Símbolo do Jus.com.br Jus.com.br
Artigo Selo Verificado Destaque dos editores

A terceirização:.

espécies, causas políticas e econômicas e aspectos legais

Exibindo página 2 de 3

4 DEFINIÇÕES DE ATIVIDADE-MEIO E ATIVIDADE-FIM

Atividades-meio são as de apoio ao processo produtivo do tomador do serviço. Não se vinculam funcionalmente com as atividades que compõem o objetivo empresarial da corporação.

As atividades-meio gerais ocorrem em todas as empresas, ainda que em parte, independentemente de sua finalidade corporativa. Os serviços de contabilidade, de auditoria, de reprografia, de manutenção de frota de veículos e equipamentos de informática, de manutenção e operação de elevadores, de conservação e limpeza, de copa e preparo de alimentos para empregados, de segurança interna e portaria, de entrega de correspondências e mensageiro, de digitação, de propaganda, de creche, de seleção de pessoal, são exemplos de atividades-meio gerais, as quais nem todas as empresas irão comportar. Por outro lado, para os bancos, o serviço de vigilância não terá a natureza de atividade-meio geral e sim a de atividade-meio específica.

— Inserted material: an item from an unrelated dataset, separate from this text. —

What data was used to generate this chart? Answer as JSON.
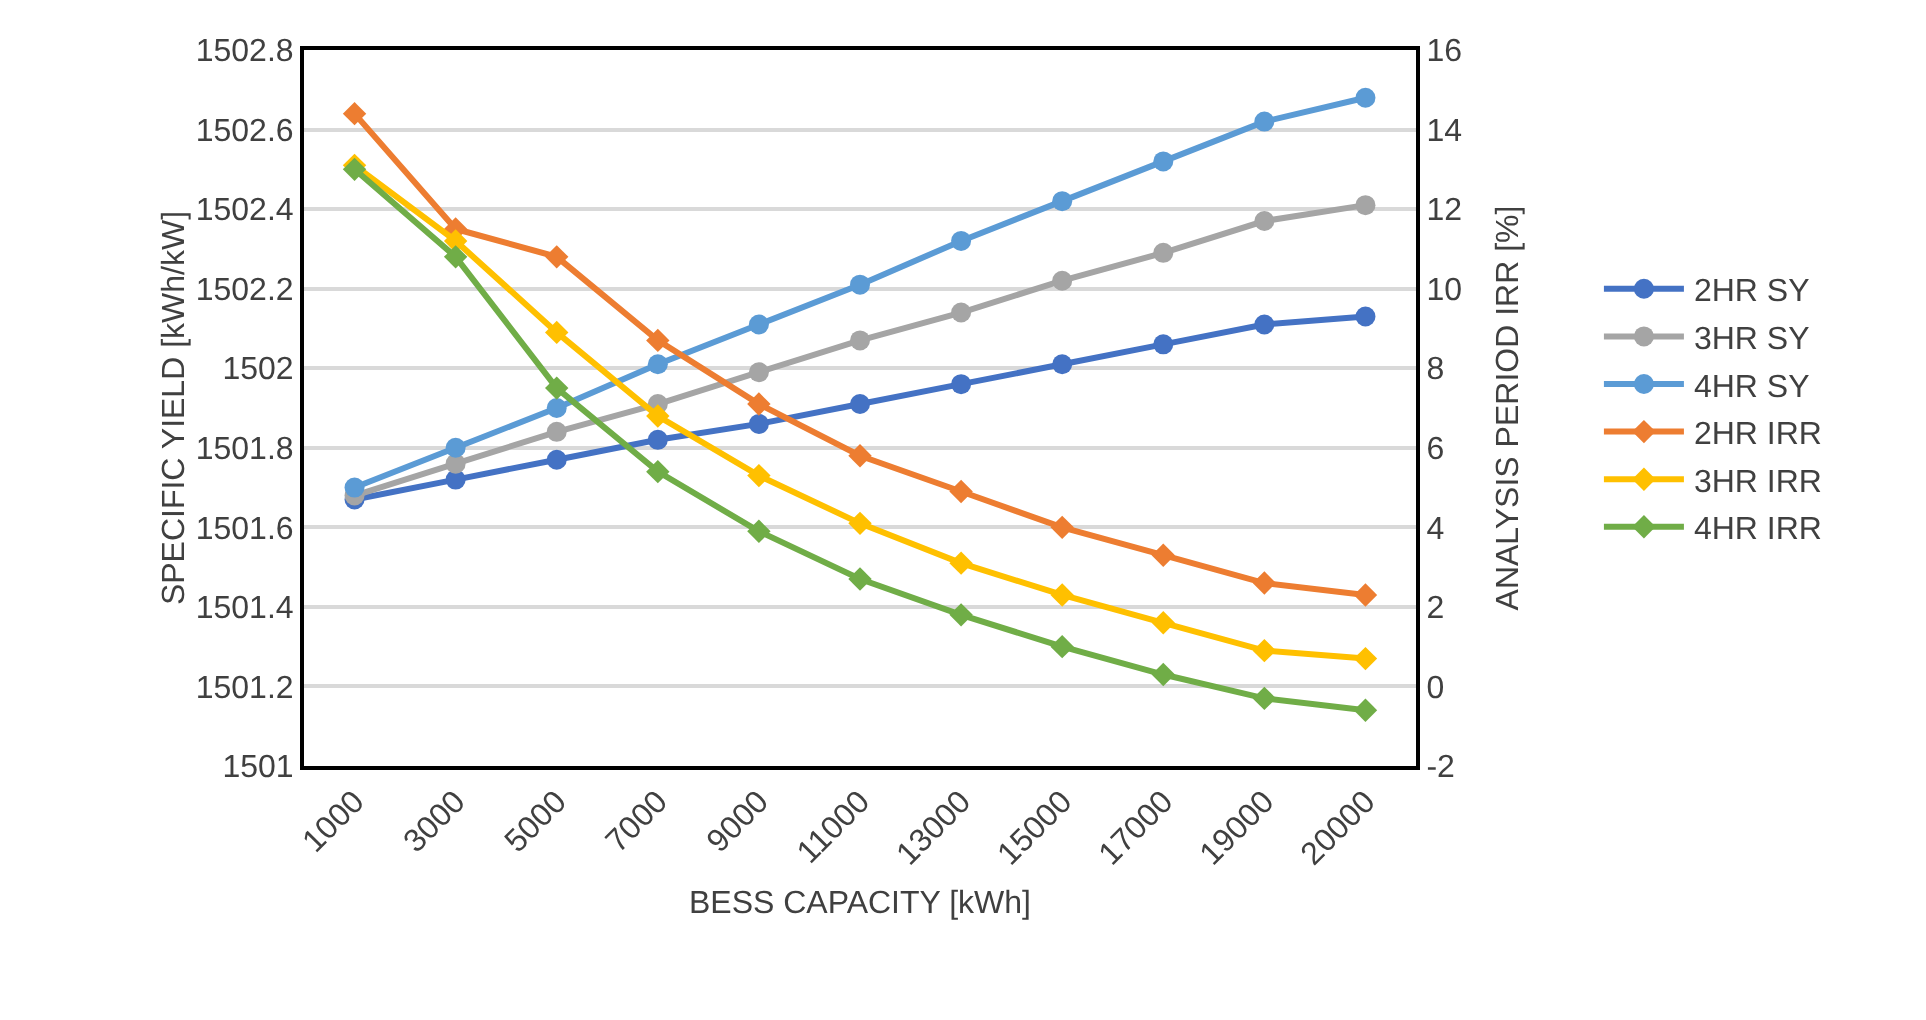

As atividades-meio específicas também não se relacionam diretamente com o objeto empresarial das empresas, mas são direcionadas para instrumentalizar os processos finalísticos da corporação. A aferição de instrumentos de medição em geral, por exemplo, é atividade-meio específica em relação às empresas que instalam medidores como forma de cobrar por seus serviços, a exemplo das concessionárias de energia elétrica e de abastecimento de água, dentre outros casos. A manutenção avançada de computadores é atividade-meio específica de empresas de locação de equipamentos de informática ou de desenvolvimento de softwares. São atividades de apoio tecnicamente associadas à especificidade da atividade-fim do tomador, e, portanto, inerentes a este. Não são comuns a todas as empresas, caso contrário seriam atividades-meio gerais, mas apresentam características distintas, conforme o tipo de empresa, podendo, ainda, sequer existir.

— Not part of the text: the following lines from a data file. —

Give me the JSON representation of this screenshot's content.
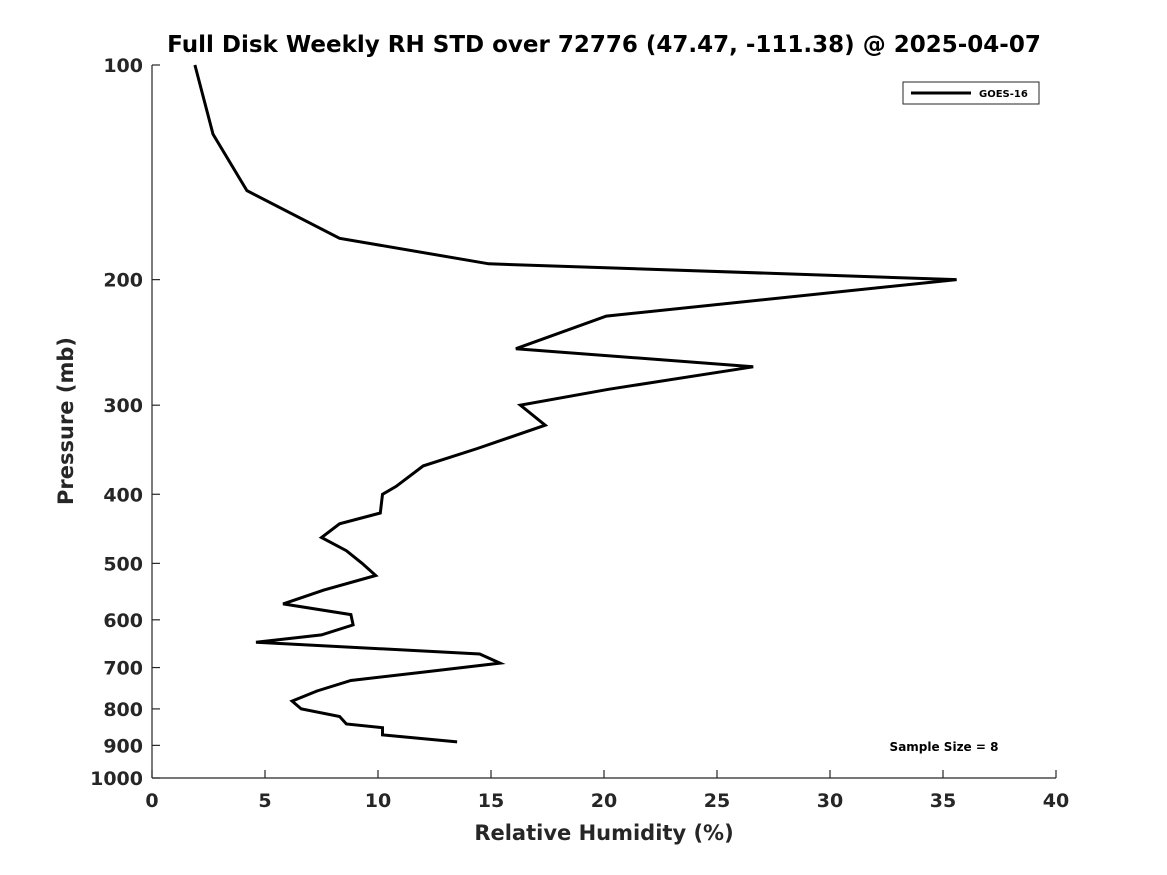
{
  "chart_data": {
    "type": "line",
    "title": "Full Disk Weekly RH STD over 72776 (47.47, -111.38) @ 2025-04-07",
    "xlabel": "Relative Humidity (%)",
    "ylabel": "Pressure (mb)",
    "xlim": [
      0,
      40
    ],
    "ylim": [
      100,
      1000
    ],
    "y_scale": "log",
    "y_reversed": true,
    "x_ticks": [
      0,
      5,
      10,
      15,
      20,
      25,
      30,
      35,
      40
    ],
    "y_ticks": [
      100,
      200,
      300,
      400,
      500,
      600,
      700,
      800,
      900,
      1000
    ],
    "grid": false,
    "legend_position": "top-right",
    "series": [
      {
        "name": "GOES-16",
        "color": "#000000",
        "points": [
          [
            1.9,
            100
          ],
          [
            2.7,
            125
          ],
          [
            4.2,
            150
          ],
          [
            8.3,
            175
          ],
          [
            14.9,
            190
          ],
          [
            35.6,
            200
          ],
          [
            20.1,
            225
          ],
          [
            16.1,
            250
          ],
          [
            26.6,
            265
          ],
          [
            20.2,
            285
          ],
          [
            16.3,
            300
          ],
          [
            17.4,
            320
          ],
          [
            14.4,
            345
          ],
          [
            12.0,
            365
          ],
          [
            10.8,
            390
          ],
          [
            10.2,
            400
          ],
          [
            10.1,
            425
          ],
          [
            8.3,
            440
          ],
          [
            7.5,
            460
          ],
          [
            8.6,
            480
          ],
          [
            9.3,
            500
          ],
          [
            9.9,
            520
          ],
          [
            7.6,
            545
          ],
          [
            5.8,
            570
          ],
          [
            8.8,
            590
          ],
          [
            8.9,
            610
          ],
          [
            7.5,
            630
          ],
          [
            4.6,
            645
          ],
          [
            14.5,
            670
          ],
          [
            15.4,
            690
          ],
          [
            12.1,
            710
          ],
          [
            8.8,
            730
          ],
          [
            7.3,
            755
          ],
          [
            6.2,
            780
          ],
          [
            6.6,
            800
          ],
          [
            8.3,
            820
          ],
          [
            8.6,
            840
          ],
          [
            10.2,
            850
          ],
          [
            10.2,
            870
          ],
          [
            13.5,
            890
          ]
        ]
      }
    ],
    "annotations": [
      "Sample Size = 8"
    ]
  }
}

Atividade-fim é a que realiza o objeto principal da empresa, compondo o núcleo essencial e finalista do processo produtivo desenvolvido pelo tomador do serviço. Não se confunde com a atividade-meio específica, eis que esta pode ser executada sem a especialização do tomador do serviço, mas, antes, requer especialização diversa, qual seja aquela da subcontratada. Numa empresa de venda a varejo de móveis, por exemplo, as atividades de atendimento ao cliente, fechamento da venda, faturamento, entrega do produto e gestão desses processos são atividades-fim. Quando a entrega for a domicílio, o simples transporte do produto, por não apresentar complexidade técnica, é atividade-meio específica.

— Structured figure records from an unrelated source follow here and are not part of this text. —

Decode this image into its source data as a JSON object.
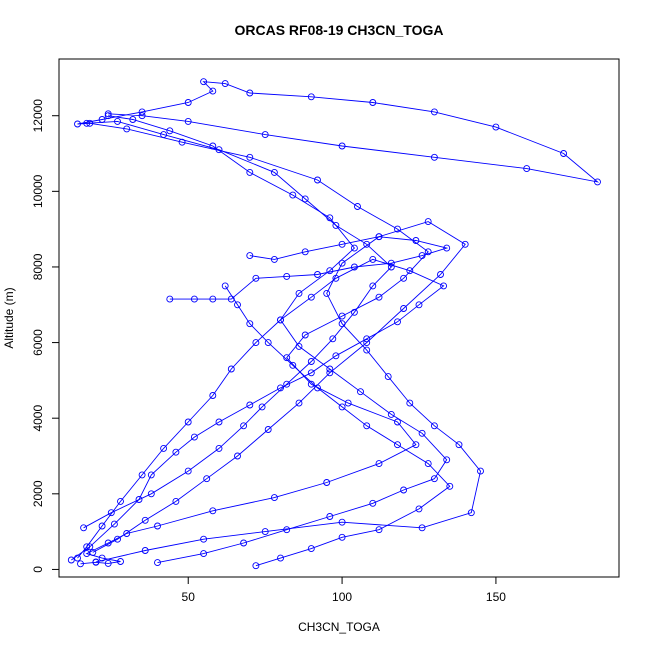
{
  "chart_data": {
    "type": "line",
    "title": "ORCAS RF08-19 CH3CN_TOGA",
    "xlabel": "CH3CN_TOGA",
    "ylabel": "Altitude (m)",
    "xlim": [
      8,
      190
    ],
    "ylim": [
      -200,
      13500
    ],
    "xticks": [
      50,
      100,
      150
    ],
    "yticks": [
      0,
      2000,
      4000,
      6000,
      8000,
      10000,
      12000
    ],
    "grid": false,
    "legend": "none",
    "series_color": "#0000ff",
    "marker": "open-circle",
    "series": [
      {
        "values": [
          [
            15,
            150
          ],
          [
            20,
            190
          ],
          [
            24,
            160
          ],
          [
            28,
            210
          ],
          [
            22,
            300
          ],
          [
            17,
            420
          ],
          [
            24,
            700
          ],
          [
            30,
            950
          ],
          [
            40,
            1150
          ],
          [
            58,
            1550
          ],
          [
            78,
            1900
          ],
          [
            95,
            2300
          ],
          [
            112,
            2800
          ],
          [
            124,
            3300
          ],
          [
            118,
            3900
          ],
          [
            102,
            4400
          ],
          [
            90,
            4900
          ],
          [
            82,
            5600
          ],
          [
            88,
            6200
          ],
          [
            100,
            6700
          ],
          [
            112,
            7200
          ],
          [
            120,
            7700
          ],
          [
            128,
            8400
          ],
          [
            118,
            9000
          ],
          [
            105,
            9600
          ],
          [
            92,
            10300
          ],
          [
            70,
            10900
          ],
          [
            48,
            11300
          ],
          [
            30,
            11650
          ],
          [
            18,
            11800
          ],
          [
            14,
            11780
          ],
          [
            22,
            11900
          ],
          [
            35,
            12100
          ],
          [
            50,
            12350
          ],
          [
            58,
            12650
          ],
          [
            55,
            12900
          ],
          [
            62,
            12850
          ],
          [
            70,
            12600
          ],
          [
            90,
            12500
          ],
          [
            110,
            12350
          ],
          [
            130,
            12100
          ],
          [
            150,
            11700
          ],
          [
            172,
            11000
          ],
          [
            183,
            10250
          ],
          [
            160,
            10600
          ],
          [
            130,
            10900
          ],
          [
            100,
            11200
          ],
          [
            75,
            11500
          ],
          [
            50,
            11850
          ],
          [
            35,
            12000
          ],
          [
            24,
            12050
          ]
        ]
      },
      {
        "values": [
          [
            12,
            250
          ],
          [
            18,
            600
          ],
          [
            26,
            1200
          ],
          [
            34,
            1850
          ],
          [
            38,
            2500
          ],
          [
            46,
            3100
          ],
          [
            52,
            3500
          ],
          [
            60,
            3900
          ],
          [
            70,
            4350
          ],
          [
            80,
            4800
          ],
          [
            90,
            5200
          ],
          [
            98,
            5650
          ],
          [
            108,
            6100
          ],
          [
            118,
            6550
          ],
          [
            125,
            7000
          ],
          [
            133,
            7500
          ],
          [
            122,
            7900
          ],
          [
            110,
            8200
          ],
          [
            98,
            7700
          ],
          [
            90,
            7200
          ],
          [
            80,
            6600
          ],
          [
            72,
            6000
          ],
          [
            64,
            5300
          ],
          [
            58,
            4600
          ],
          [
            50,
            3900
          ],
          [
            42,
            3200
          ],
          [
            35,
            2500
          ],
          [
            28,
            1800
          ],
          [
            22,
            1150
          ],
          [
            17,
            600
          ],
          [
            14,
            300
          ]
        ]
      },
      {
        "values": [
          [
            20,
            200
          ],
          [
            36,
            500
          ],
          [
            55,
            800
          ],
          [
            75,
            1000
          ],
          [
            100,
            1250
          ],
          [
            126,
            1100
          ],
          [
            142,
            1500
          ],
          [
            145,
            2600
          ],
          [
            138,
            3300
          ],
          [
            130,
            3800
          ],
          [
            122,
            4400
          ],
          [
            115,
            5100
          ],
          [
            108,
            5800
          ],
          [
            100,
            6500
          ],
          [
            95,
            7300
          ],
          [
            100,
            8100
          ],
          [
            112,
            8800
          ],
          [
            128,
            9200
          ],
          [
            140,
            8600
          ],
          [
            132,
            7800
          ],
          [
            120,
            6900
          ],
          [
            108,
            6000
          ],
          [
            96,
            5200
          ],
          [
            86,
            4400
          ],
          [
            76,
            3700
          ],
          [
            66,
            3000
          ],
          [
            56,
            2400
          ],
          [
            46,
            1800
          ],
          [
            36,
            1300
          ],
          [
            27,
            800
          ],
          [
            19,
            450
          ]
        ]
      },
      {
        "values": [
          [
            16,
            1100
          ],
          [
            25,
            1500
          ],
          [
            38,
            2000
          ],
          [
            50,
            2600
          ],
          [
            60,
            3200
          ],
          [
            68,
            3800
          ],
          [
            74,
            4300
          ],
          [
            82,
            4900
          ],
          [
            90,
            5500
          ],
          [
            97,
            6100
          ],
          [
            104,
            6800
          ],
          [
            110,
            7500
          ],
          [
            116,
            8000
          ],
          [
            108,
            8600
          ],
          [
            98,
            9100
          ],
          [
            88,
            9800
          ],
          [
            78,
            10500
          ],
          [
            60,
            11100
          ],
          [
            42,
            11500
          ],
          [
            27,
            11850
          ],
          [
            17,
            11800
          ]
        ]
      },
      {
        "values": [
          [
            40,
            180
          ],
          [
            55,
            420
          ],
          [
            68,
            700
          ],
          [
            82,
            1050
          ],
          [
            96,
            1400
          ],
          [
            110,
            1750
          ],
          [
            120,
            2100
          ],
          [
            130,
            2400
          ],
          [
            134,
            2900
          ],
          [
            126,
            3600
          ],
          [
            116,
            4100
          ],
          [
            106,
            4700
          ],
          [
            96,
            5300
          ],
          [
            86,
            5900
          ],
          [
            80,
            6600
          ],
          [
            86,
            7300
          ],
          [
            96,
            7900
          ],
          [
            104,
            8500
          ],
          [
            96,
            9300
          ],
          [
            84,
            9900
          ],
          [
            70,
            10500
          ],
          [
            58,
            11200
          ],
          [
            44,
            11600
          ],
          [
            32,
            11900
          ],
          [
            24,
            12000
          ]
        ]
      },
      {
        "values": [
          [
            44,
            7150
          ],
          [
            52,
            7150
          ],
          [
            58,
            7150
          ],
          [
            64,
            7150
          ],
          [
            72,
            7700
          ],
          [
            82,
            7750
          ],
          [
            92,
            7800
          ],
          [
            104,
            8000
          ],
          [
            116,
            8100
          ],
          [
            126,
            8300
          ],
          [
            134,
            8500
          ],
          [
            124,
            8700
          ],
          [
            112,
            8800
          ],
          [
            100,
            8600
          ],
          [
            88,
            8400
          ],
          [
            78,
            8200
          ],
          [
            70,
            8300
          ]
        ]
      },
      {
        "values": [
          [
            72,
            100
          ],
          [
            80,
            300
          ],
          [
            90,
            550
          ],
          [
            100,
            850
          ],
          [
            112,
            1050
          ],
          [
            125,
            1600
          ],
          [
            135,
            2200
          ],
          [
            128,
            2800
          ],
          [
            118,
            3300
          ],
          [
            108,
            3800
          ],
          [
            100,
            4300
          ],
          [
            92,
            4800
          ],
          [
            84,
            5400
          ],
          [
            76,
            6000
          ],
          [
            70,
            6500
          ],
          [
            66,
            7000
          ],
          [
            62,
            7500
          ]
        ]
      }
    ]
  }
}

No caso de uma concessionária de energia elétrica, o objeto empresarial principal é a distribuição e venda da energia elétrica. Para bem desincumbir-se dessa missão, a concessionária executa os seguintes macro processos: (1) atende aos potenciais clientes que desejam passar a consumir seu produto; (2) realiza a conexão da unidade consumidora à rede elétrica; (3) mantém em operação (ligado) o sistema elétrico, eis que o produto é entregue continuamente; (4) fatura a energia consumida, por meio da leitura de medidor, emissão e entrega da conta de luz; (5) atende reclamações dos clientes quanto à falta do produto, discordância de valores faturados e danos elétricos; (6) preserva a continuidade do fornecimento de energia elétrica de qualidade, por meio de serviços de manutenção e melhoramentos; e (7) expande o seu sistema para atender ao crescimento do mercado, realizando planejamento, projeto e execução de obras. Veja-se que todas essas etapas tem a finalidade de realizar a missão principal, que é vender energia elétrica. Desta forma, com exceção da execução de obras de expansão, que é atividade típica de construtoras, todos os macros processos acima descritos e suas derivações parciais contemplam, indubitavelmente, atividades-fim. 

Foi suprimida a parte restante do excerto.